New Haven Register (New Haven, CT)
Shakespeare theater arsonist gets 10 years
BRIDGEPORT — A Stratford man, sentenced Friday to 10 years in prison for setting fires in four communities including the blaze that burned the American Shakespeare Theater to the ground, told the judge he wants to work as a welder when he is released.
“I want to take the bad and use it for good. I want to work on the buildings I destroyed,” said Christopher Sakowicz.
Supervisory Assistant State’s Attorney Howard Stein told Superior Court Judge Kevin Russo that while he supported the plea bargain, he is concerned about what would happen when Sakowicz gets out of prison.
“No sentence the court is going to impose is going to keep him incarcerated for the rest of his life, so he is going to come out of jail at some point. And when he does come out of jail he clearly has issues that need to be addressed,” the prosecutor said.

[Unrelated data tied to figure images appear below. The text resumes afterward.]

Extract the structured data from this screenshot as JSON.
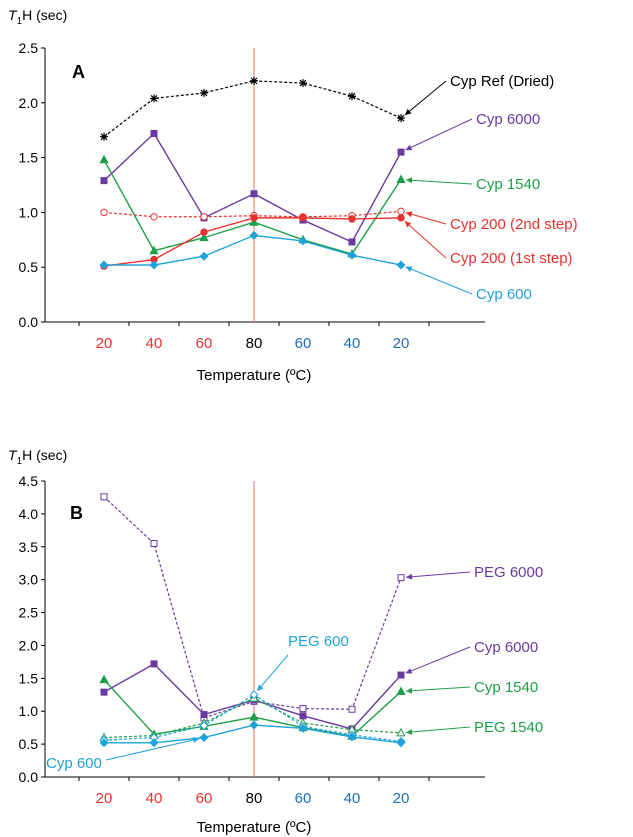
{
  "chart_data": [
    {
      "type": "line",
      "panel_letter": "A",
      "ylabel_italic": "T",
      "ylabel_sub": "1",
      "ylabel_rest": "H (sec)",
      "xlabel": "Temperature (ºC)",
      "ylim": [
        0.0,
        2.5
      ],
      "yticks": [
        "0.0",
        "0.5",
        "1.0",
        "1.5",
        "2.0",
        "2.5"
      ],
      "categories": [
        "20",
        "40",
        "60",
        "80",
        "60",
        "40",
        "20"
      ],
      "category_colors": [
        "#e8322e",
        "#e8322e",
        "#e8322e",
        "#000000",
        "#1f6eb5",
        "#1f6eb5",
        "#1f6eb5"
      ],
      "grid": false,
      "series": [
        {
          "name": "Cyp Ref (Dried)",
          "color": "#000000",
          "dashed": true,
          "marker": "star",
          "values": [
            1.69,
            2.04,
            2.09,
            2.2,
            2.18,
            2.06,
            1.86
          ]
        },
        {
          "name": "Cyp 6000",
          "color": "#6a3aa0",
          "dashed": false,
          "marker": "square",
          "values": [
            1.29,
            1.72,
            0.95,
            1.17,
            0.93,
            0.73,
            1.55
          ]
        },
        {
          "name": "Cyp 1540",
          "color": "#1f9f4a",
          "dashed": false,
          "marker": "triangle",
          "values": [
            1.48,
            0.65,
            0.77,
            0.91,
            0.75,
            0.62,
            1.3
          ]
        },
        {
          "name": "Cyp 200 (2nd step)",
          "color": "#e8322e",
          "dashed": true,
          "marker": "circle-open",
          "values": [
            1.0,
            0.96,
            0.96,
            0.97,
            0.96,
            0.97,
            1.01
          ]
        },
        {
          "name": "Cyp 200 (1st step)",
          "color": "#e8322e",
          "dashed": false,
          "marker": "circle",
          "values": [
            0.51,
            0.57,
            0.82,
            0.95,
            0.95,
            0.94,
            0.95
          ]
        },
        {
          "name": "Cyp 600",
          "color": "#1fa2d9",
          "dashed": false,
          "marker": "diamond",
          "values": [
            0.52,
            0.52,
            0.6,
            0.79,
            0.74,
            0.61,
            0.52
          ]
        }
      ]
    },
    {
      "type": "line",
      "panel_letter": "B",
      "ylabel_italic": "T",
      "ylabel_sub": "1",
      "ylabel_rest": "H (sec)",
      "xlabel": "Temperature (ºC)",
      "ylim": [
        0.0,
        4.5
      ],
      "yticks": [
        "0.0",
        "0.5",
        "1.0",
        "1.5",
        "2.0",
        "2.5",
        "3.0",
        "3.5",
        "4.0",
        "4.5"
      ],
      "categories": [
        "20",
        "40",
        "60",
        "80",
        "60",
        "40",
        "20"
      ],
      "category_colors": [
        "#e8322e",
        "#e8322e",
        "#e8322e",
        "#000000",
        "#1f6eb5",
        "#1f6eb5",
        "#1f6eb5"
      ],
      "grid": false,
      "series": [
        {
          "name": "PEG 6000",
          "color": "#6a3aa0",
          "dashed": true,
          "marker": "square-open",
          "values": [
            4.26,
            3.55,
            0.9,
            1.15,
            1.04,
            1.03,
            3.03
          ]
        },
        {
          "name": "Cyp 6000",
          "color": "#6a3aa0",
          "dashed": false,
          "marker": "square",
          "values": [
            1.29,
            1.72,
            0.95,
            1.17,
            0.93,
            0.73,
            1.55
          ]
        },
        {
          "name": "Cyp 1540",
          "color": "#1f9f4a",
          "dashed": false,
          "marker": "triangle",
          "values": [
            1.48,
            0.65,
            0.77,
            0.91,
            0.75,
            0.62,
            1.3
          ]
        },
        {
          "name": "PEG 1540",
          "color": "#1f9f4a",
          "dashed": true,
          "marker": "triangle-open",
          "values": [
            0.6,
            0.63,
            0.82,
            1.2,
            0.82,
            0.72,
            0.67
          ]
        },
        {
          "name": "PEG 600",
          "color": "#1fa2d9",
          "dashed": true,
          "marker": "diamond-open",
          "values": [
            0.56,
            0.6,
            0.78,
            1.25,
            0.77,
            0.64,
            0.54
          ]
        },
        {
          "name": "Cyp 600",
          "color": "#1fa2d9",
          "dashed": false,
          "marker": "diamond",
          "values": [
            0.52,
            0.52,
            0.6,
            0.79,
            0.74,
            0.61,
            0.52
          ]
        }
      ]
    }
  ]
}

Sakowicz’s lawyer, Public Defender Joseph Bruckmann, told the judge his client has a long history of mental illness and had been sexually assaulted by two men when he was a child.

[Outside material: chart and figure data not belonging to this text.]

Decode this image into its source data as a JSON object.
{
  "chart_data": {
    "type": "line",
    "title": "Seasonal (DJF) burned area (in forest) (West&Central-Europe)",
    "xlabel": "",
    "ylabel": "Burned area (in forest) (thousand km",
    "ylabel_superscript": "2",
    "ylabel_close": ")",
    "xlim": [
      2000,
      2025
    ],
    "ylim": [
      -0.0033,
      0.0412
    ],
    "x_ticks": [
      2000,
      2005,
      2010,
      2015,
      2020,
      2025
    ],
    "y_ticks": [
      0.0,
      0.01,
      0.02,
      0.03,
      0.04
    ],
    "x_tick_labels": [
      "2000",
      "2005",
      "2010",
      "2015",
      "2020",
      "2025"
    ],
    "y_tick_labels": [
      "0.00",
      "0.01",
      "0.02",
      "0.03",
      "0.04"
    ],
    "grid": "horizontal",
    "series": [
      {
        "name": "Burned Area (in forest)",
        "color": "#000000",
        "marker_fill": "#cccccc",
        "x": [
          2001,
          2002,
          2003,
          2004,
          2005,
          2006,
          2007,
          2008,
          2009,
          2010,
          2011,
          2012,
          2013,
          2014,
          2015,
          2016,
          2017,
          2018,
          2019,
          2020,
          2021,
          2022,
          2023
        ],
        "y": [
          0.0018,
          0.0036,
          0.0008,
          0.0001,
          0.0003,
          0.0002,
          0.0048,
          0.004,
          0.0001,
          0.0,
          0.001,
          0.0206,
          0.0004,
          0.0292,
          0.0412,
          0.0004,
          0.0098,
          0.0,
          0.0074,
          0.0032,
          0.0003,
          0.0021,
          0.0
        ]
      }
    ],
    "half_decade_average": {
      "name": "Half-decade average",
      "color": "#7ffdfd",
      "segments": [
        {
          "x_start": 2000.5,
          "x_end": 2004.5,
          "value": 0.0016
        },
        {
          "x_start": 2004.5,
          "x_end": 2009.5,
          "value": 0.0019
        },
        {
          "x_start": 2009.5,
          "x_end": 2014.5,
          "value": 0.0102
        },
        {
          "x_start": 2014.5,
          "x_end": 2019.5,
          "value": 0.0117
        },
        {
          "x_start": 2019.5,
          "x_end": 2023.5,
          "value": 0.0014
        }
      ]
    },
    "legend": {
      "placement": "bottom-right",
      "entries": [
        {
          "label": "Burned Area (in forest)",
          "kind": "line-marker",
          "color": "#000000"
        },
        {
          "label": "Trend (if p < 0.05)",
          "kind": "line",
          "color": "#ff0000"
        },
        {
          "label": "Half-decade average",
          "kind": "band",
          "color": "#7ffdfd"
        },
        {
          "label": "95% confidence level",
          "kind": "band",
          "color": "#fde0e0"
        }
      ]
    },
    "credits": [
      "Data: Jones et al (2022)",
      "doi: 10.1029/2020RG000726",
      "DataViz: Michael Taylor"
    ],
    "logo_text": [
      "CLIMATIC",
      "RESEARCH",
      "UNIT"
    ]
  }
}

“He had issues that were beyond his control,” Bruckmann said.
According to a psychiatric report submitted to the judge, Sakowicz used to walk around with a lighter in his pocket just in case he was kidnapped.
The 20-year-old Sakowicz previously pleaded guilty to three counts of seconddegree arson and one count each of thirddegree arson and first-degree criminal mischief.
He had been charged with the Jan. 13, 2019, fire that destroyed the American Shakespeare Theater in Stratford; the Jan. 15, 2019, fire in a vacant building at the Southbury Training School; the Feb. 17, 2019, fire at the former Bilco Co. in West Haven; the March 9, 2019, fire at Good Earth Tree Care on Longbrook
Ave. in Stratford that destroyed a truck; and the March 24, 2019, fire that damaged construction trailers at Silver Sands State Park in Milford.
Stein agreed to drop his prosecution of Sakowicz in another fire, the Feb. 8, 2019, fire in a vacant house on Richards Place in West Haven, as part of the plea bargain.
In addition to the 10 years in prison,
Russo ordered Sakowicz placed on 15 years special parole and to undergo psychiatric treatment.
“Although the productions ceased many years ago at the Shakespeare Theater, memories of those productions remain for many. Memories of youth and hope and poetry were erased by violence, and in doing so you placed in jeopardy the lives of first responders,” the judge told Sakowicz. “Your final act proved to be a senseless one that deserves a sentence proportioned to the loss.”
Sakowicz had been accused of setting the fires with two other teens, 19-year-old Vincent Keller and 18-year-old Logan Caraballo. Both of them are also facing arson charges, but are not considered as culpable in the fires as Sakowicz. They are awaiting trial.
Following the theater fire, police said the teens posted a video on SnapChat saying they set the fire. The video was circulated around Bunnell High School in Stratford, where both Sakowicz and Keller were seniors.
Police said Sakowicz later told them the teens had broken into the theater basement through an unlocked rear door and that he had lit the fire using gasoline he had brought with him. On the way out of the burning theater, Sakowicz told police he had grabbed a security alarm panel as a souvenir.
Sakowitz and Keller later rode their bicycles to the theater site to watch it burn, police said.